ELORA – Barbara 'Bonnie' Smiley will be remembered as someone who gave back to her beloved community.
Bonnie was an active volunteer with the Elora Singers and member of St. John’s Anglican Church with her husband John. Both were big supporters of the arts and their local volunteer efforts led to them winning the Florence Nightingale Community Service Award in 1997.
On Feb. 13, Bonnie passed away at the age of 96. Her daughters, Alison and Jayne Smiley, said their mother was a joyful woman who loved a good giggle, especially at The Three Stooges, and enjoyed a glass of champagne.
“(It was) very sad, she was a good friend to many people, there were lots of cards and phone calls,” said Alison, noting lots of people attended her funeral as well.
“She was a very joyous person, incredibly generous. In fact, the minister said of her in his eulogy that every time he was sitting with my mom, that she was serving him,” said Jayne. “A lot of people confided in her, she was that kind of person.”
Bonnie was born in 1925 and raised in the small village of Stanton-on-the-Wolds, Nottinghamshire, England. Growing up around mostly adults, Alison mentions Bonnie was close with her older brother, Peter, and her parents.
“She was in a family that knew how to have fun,” said Alison, mentioning they often rode horses.
Bonnie stopped attending school at the age of 16 and began to help her father at his accounting firm by doing audits.
“She ended up being an exceptional clerk,” said Alison. “A few people said she was the best clerk that he ever had.”
When the Second World War broke out, Bonnie used her accounting skills to help with code-breaking at the top-secret de-coding centre at Bletchley Park.
At 18, Bonnie was tasked with intercepting messages between ships, focusing on finding patterns in Japanese codes that were already broken. Doing this for three years during the war, Jayne said her mother called the task "grunt work."
After the war ended in 1946, Bonnie met her future husband, John, during V-Day.
“It was a dance… and my Dad was invited as a part of a group of men from the Canadian pilots that were stationed nearby, and she saw him come in the door and she said, ‘We looked at each other and we just knew,’” said Alison, adding she recalls her mother saying she called the station the next day to ask for John before he and other Canadian pilots were sent home.
“(She) said, ‘Is John Smiley there?’ and the guy who answered the phone just happened to be at the hall and he shouted out, ‘Is John Smiley here?’ and John happened to be walking by the phone at the time, and so she invited him home for the weekend and the rest is history,” said Alison. “They got engaged six weeks later.”

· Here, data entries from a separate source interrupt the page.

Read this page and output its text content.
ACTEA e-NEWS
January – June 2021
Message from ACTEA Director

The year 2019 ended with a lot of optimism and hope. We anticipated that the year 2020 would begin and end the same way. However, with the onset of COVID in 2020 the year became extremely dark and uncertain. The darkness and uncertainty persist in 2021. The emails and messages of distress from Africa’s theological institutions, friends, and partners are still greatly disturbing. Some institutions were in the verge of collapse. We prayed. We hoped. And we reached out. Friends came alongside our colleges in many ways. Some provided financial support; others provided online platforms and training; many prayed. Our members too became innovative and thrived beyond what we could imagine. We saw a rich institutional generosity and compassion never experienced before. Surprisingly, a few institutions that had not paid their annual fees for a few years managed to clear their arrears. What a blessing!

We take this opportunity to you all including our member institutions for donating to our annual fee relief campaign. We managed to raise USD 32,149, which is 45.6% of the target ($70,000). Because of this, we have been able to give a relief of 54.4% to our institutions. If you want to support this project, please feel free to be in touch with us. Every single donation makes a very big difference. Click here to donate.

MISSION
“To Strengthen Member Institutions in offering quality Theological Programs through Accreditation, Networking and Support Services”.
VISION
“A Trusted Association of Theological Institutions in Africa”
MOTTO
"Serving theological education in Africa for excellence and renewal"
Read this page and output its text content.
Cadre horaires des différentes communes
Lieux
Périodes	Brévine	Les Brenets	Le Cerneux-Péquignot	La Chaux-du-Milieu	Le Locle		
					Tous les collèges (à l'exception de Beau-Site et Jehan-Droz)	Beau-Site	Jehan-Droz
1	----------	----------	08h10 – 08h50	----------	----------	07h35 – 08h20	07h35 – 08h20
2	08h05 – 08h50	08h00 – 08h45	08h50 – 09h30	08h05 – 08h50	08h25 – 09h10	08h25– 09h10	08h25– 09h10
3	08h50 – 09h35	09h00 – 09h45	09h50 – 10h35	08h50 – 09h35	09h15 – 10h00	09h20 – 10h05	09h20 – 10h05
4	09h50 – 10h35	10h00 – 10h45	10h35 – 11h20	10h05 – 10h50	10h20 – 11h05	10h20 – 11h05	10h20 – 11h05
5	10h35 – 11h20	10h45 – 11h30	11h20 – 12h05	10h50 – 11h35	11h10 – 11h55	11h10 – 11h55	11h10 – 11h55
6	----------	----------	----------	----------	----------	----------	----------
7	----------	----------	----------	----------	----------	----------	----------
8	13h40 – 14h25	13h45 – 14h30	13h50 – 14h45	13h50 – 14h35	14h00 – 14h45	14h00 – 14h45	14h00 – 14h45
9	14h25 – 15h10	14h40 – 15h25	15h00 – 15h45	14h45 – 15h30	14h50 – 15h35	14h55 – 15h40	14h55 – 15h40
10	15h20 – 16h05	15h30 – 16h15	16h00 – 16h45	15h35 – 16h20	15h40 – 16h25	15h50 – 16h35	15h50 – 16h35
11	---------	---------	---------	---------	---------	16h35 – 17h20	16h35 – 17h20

When John wasn’t able to find work as a pilot in England, the couple decided to move to Canada. John went first and then Bonnie came afterwards. The couple first landed in John’s hometown of Dryden, where a snowstorm was happening in the middle of June. They then moved to London.
In London, Jayne said their mother began working right away. She started working at the library at Western University and taking tickets at the community theatre. As part of the job requirement with the theatre, Bonnie had to wear ball gowns while taking tickets, and so she started sewing her own.
“Eventually, she became a very skilled seamstress. She made all of our clothes,” said Jayne. “She would make these gowns, and later on, I would play dress up with these discarded gowns.”
Moving to Toronto, Bonnie began volunteering with Girl Guides. Alison recalls her wearing a red Girl Guides uniform on special occasions.
Bonnie is described as a "true Brit" who was always homesick and returned to visit England many times. As a couple, Bonnie and John loved to travel, and visited countries like Mexico, Portugal, France, Belgium and the United States.
In 1958, Bonnie began to work with the Ontario Provincial Library Service, which required more travelling. As editor of the Review In publication, Bonnie visited various places across Canada to interview children’s book authors, where she would conduct some interviews in French.
“She loved working because it gave her the opportunity to be on her own and then the travelling she really loved,” said Jayne.
After both daughters left home, Bonnie and John decided to move to Wellington County and settled in Hillsburgh, joining St. John’s Anglican Church in Elora.
“They talked of it when I was around 13 or 14 about moving out there, and me changing high schools, but they decided not to,” said Jayne.
“They loved the countryside, they were big birders, they loved watching birds and animals, and they were kind of early environmentalists, they were always conscious about what they brought into the home, and they had two huge gardens.”
Through the past 40 years, the couple embarked on various passion projects, volunteered within the community, enjoyed the arts and hosted many parties, including an annual Christmas party.
In 2017, Bonnie moved into Heritage River Retirement Community. Even in her 90s, Bonnie continued to volunteer in Elora by helping children to read at a nearby elementary school, once a week. Both Jayne and Alison said everyone loved Bonnie and she had the ability to connect with people of all ages.